Technical indicators are mathematical calculations based on a trading instrument’s past and current price or volume activity. When used as part of a technical trading strategy, indicators can help traders identify unique opportunities in the markets that could be overlooked by simply viewing a price chart. However, you also can cloud your analysis by tracking too many indicators that measure the same qualities of price and volume.
Here, we will review the different types of technical indicators, demonstrate how to apply complementary technical indicators to enhance a trading strategy and explain the importance of selecting dissimilar indicators to avoid multicollinearity, a condition that results from employing multiple similar component techniques.
Indicators often are divided into four categories based on what each group measures:
- Trend indicators measure the direction and strength of a trend and typically use some form of price averaging to establish a baseline.
- Momentum indicators track the speed at which prices change by comparing prices over time.
- Volatility indicators provide information about the trading range in a given market and its acceleration and deceleration.
- Volume indicators represent the amount of trading activity that has occurred and analyze the force behind a price movement.

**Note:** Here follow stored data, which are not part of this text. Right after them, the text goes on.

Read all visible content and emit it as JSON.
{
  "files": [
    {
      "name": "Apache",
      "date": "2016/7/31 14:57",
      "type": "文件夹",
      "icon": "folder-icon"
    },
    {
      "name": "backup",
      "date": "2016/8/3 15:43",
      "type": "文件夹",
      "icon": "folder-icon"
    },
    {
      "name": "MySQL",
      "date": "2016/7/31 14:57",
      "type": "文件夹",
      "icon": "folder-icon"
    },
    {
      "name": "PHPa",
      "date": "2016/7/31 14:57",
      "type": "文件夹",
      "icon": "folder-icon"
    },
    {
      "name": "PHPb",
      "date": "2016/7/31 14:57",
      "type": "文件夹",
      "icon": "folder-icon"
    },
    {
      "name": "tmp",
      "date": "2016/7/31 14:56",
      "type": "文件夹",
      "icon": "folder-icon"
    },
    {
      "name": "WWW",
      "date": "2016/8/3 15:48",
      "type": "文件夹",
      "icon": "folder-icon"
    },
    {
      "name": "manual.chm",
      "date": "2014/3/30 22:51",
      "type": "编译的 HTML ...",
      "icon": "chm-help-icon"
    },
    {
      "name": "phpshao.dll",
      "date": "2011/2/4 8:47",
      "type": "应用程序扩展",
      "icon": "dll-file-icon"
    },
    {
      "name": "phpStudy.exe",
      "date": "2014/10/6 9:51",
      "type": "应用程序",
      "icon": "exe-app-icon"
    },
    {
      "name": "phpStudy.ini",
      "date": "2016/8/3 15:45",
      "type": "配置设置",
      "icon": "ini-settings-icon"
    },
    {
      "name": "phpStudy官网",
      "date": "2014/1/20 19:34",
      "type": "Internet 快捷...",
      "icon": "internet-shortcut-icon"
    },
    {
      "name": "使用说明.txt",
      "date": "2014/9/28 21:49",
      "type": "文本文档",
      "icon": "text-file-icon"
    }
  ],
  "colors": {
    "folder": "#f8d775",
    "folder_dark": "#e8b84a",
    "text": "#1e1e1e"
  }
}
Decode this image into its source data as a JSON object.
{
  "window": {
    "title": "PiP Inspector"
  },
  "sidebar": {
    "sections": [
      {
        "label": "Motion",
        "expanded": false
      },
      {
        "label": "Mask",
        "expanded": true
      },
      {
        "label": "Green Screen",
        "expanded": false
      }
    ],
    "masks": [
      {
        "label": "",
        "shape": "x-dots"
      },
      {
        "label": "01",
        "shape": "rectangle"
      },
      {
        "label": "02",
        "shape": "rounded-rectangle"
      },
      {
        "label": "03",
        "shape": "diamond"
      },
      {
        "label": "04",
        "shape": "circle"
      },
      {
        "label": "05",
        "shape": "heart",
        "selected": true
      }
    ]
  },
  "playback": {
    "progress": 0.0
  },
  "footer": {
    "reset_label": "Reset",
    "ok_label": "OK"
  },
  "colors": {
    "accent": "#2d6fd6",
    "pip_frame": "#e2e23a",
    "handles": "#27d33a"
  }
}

For the most part, indicators by themselves do not provide trading signals. Instead, each trader must interpret the information to determine trade entries and exits based on his or her own trading logic, style, risk tolerance and even chosen trading instrument. Incorporating different types of indicators into a trading strategy (such as by applying one trend and one momentum indicator) will provide better results than using multiple indicators of the same type.
An important part of using technical indicators is to experiment with innovative ways of applying them to the markets. While technical indicators often have a recommended application, traders are by no means limited to those rules. Traders can rely on their own research and market observations to build a better mousetrap.